The limits to covered bond spread widening

With new issue premiums set to rise and spreads prone to soften, the covered bond market could be set for a repeat of last year’s spread widening. But this time supply is more limited, and any move wider won't last.

The spreads at which small covered bond transactions are getting done in the secondary market say more about the risk appetite of the Eurosystem than where private sector investors will buy.

In other words, trades being executed over the illiquid summer period are not necessarily representative of the real clearing levels for primary, benchmark-sized transactions in covered bonds — which will become all too clear when the market reopens in September after the summer break.

With issuers likely to return to the market in full force in September, it seems probable that spreads will have to return to levels that engage with private sector demand. That dose of reality probably means spreads will have to widen — exactly as happened in the covered market last year.  

Nowhere has the squeeze been more conspicuous than in the French covered bond market where a combination of negative net supply and relatively more aggressive purchasing by the Banque de France has caused the sector to trade tighter than German Pfandbriefe, a reversal almost unheard of in the market.

But even leaving France aside, it’s questionable whether the tight spread levels of Italian, Spanish and Portuguese covered bonds can be sustained as the market resumes.

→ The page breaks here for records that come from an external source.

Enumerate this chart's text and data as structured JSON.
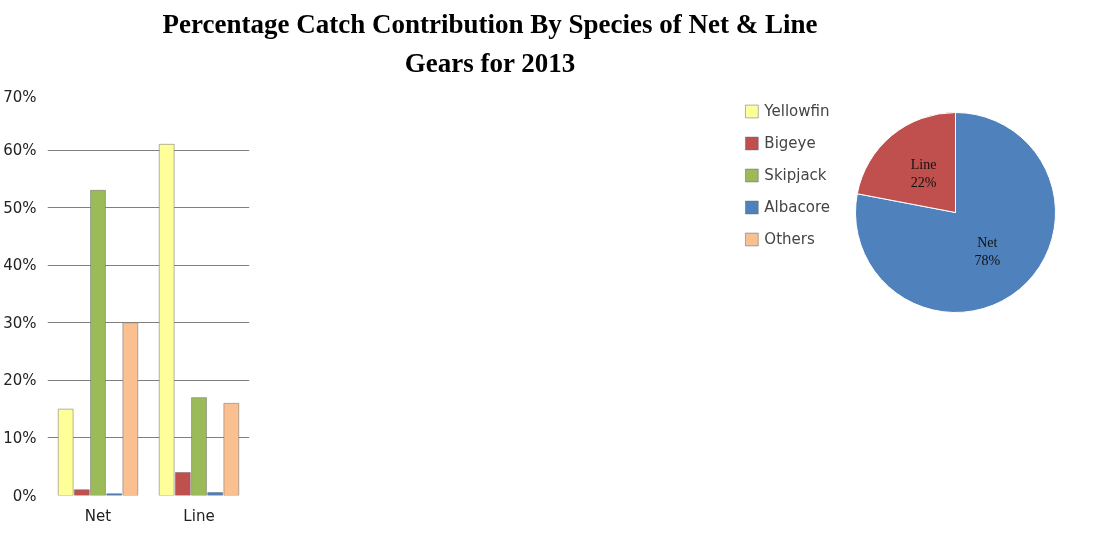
{
  "chart_data": [
    {
      "type": "bar",
      "title": "Percentage  Catch Contribution By Species of Net & Line Gears for 2013",
      "categories": [
        "Net",
        "Line"
      ],
      "series": [
        {
          "name": "Yellowfin",
          "color": "#ffff99",
          "values": [
            15,
            61
          ]
        },
        {
          "name": "Bigeye",
          "color": "#c0504d",
          "values": [
            1,
            4
          ]
        },
        {
          "name": "Skipjack",
          "color": "#9bbb59",
          "values": [
            53,
            17
          ]
        },
        {
          "name": "Albacore",
          "color": "#4f81bd",
          "values": [
            0.3,
            0.5
          ]
        },
        {
          "name": "Others",
          "color": "#fac090",
          "values": [
            30,
            16
          ]
        }
      ],
      "ylim": [
        0,
        70
      ],
      "yticks": [
        {
          "value": 0,
          "label": "0%"
        },
        {
          "value": 10,
          "label": "10%"
        },
        {
          "value": 20,
          "label": "20%"
        },
        {
          "value": 30,
          "label": "30%"
        },
        {
          "value": 40,
          "label": "40%"
        },
        {
          "value": 50,
          "label": "50%"
        },
        {
          "value": 60,
          "label": "60%"
        },
        {
          "value": 70,
          "label": "70%"
        }
      ],
      "grid": "y",
      "legend": "right"
    },
    {
      "type": "pie",
      "categories": [
        "Net",
        "Line"
      ],
      "values": [
        78,
        22
      ],
      "colors": [
        "#4f81bd",
        "#c0504d"
      ],
      "value_labels": [
        "78%",
        "22%"
      ]
    }
  ]
}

This year, though, the technical factors in the market stack up very differently. The peripheral issuers have been heavy users of the ECB’s Targeted Long Term Refinancing Operation, limiting the total volume of supply.

More broadly, issuers have funded early. In 2015, €82bn in covered bonds had been issued up until August and €62bn followed between September and December. This year, €96bn has already been issued which means issuers are €14bn ahead compared to last year.

So while the market will resume issuance, last year's late supply burst is unlikely to be repeated, and it is more likely the pace of deals will revert back to the average. In the three years to 2014 the average amount issued in euros between September and December was €33bn. 

If supply does go down to that level, it will be €10bn less than the expected €43bn of covered bond redemptions that fall due over the rest of this year.

So while some widening is inevitable to draw real demand back in real size, it should just be a small readjustment. A short-lived change rather than the sustained move that was seen throughout the last four months of 2015. 

In fact, with half of this year’s remaining redemptions due in October, the market could well be set for another technical squeeze as soon as November.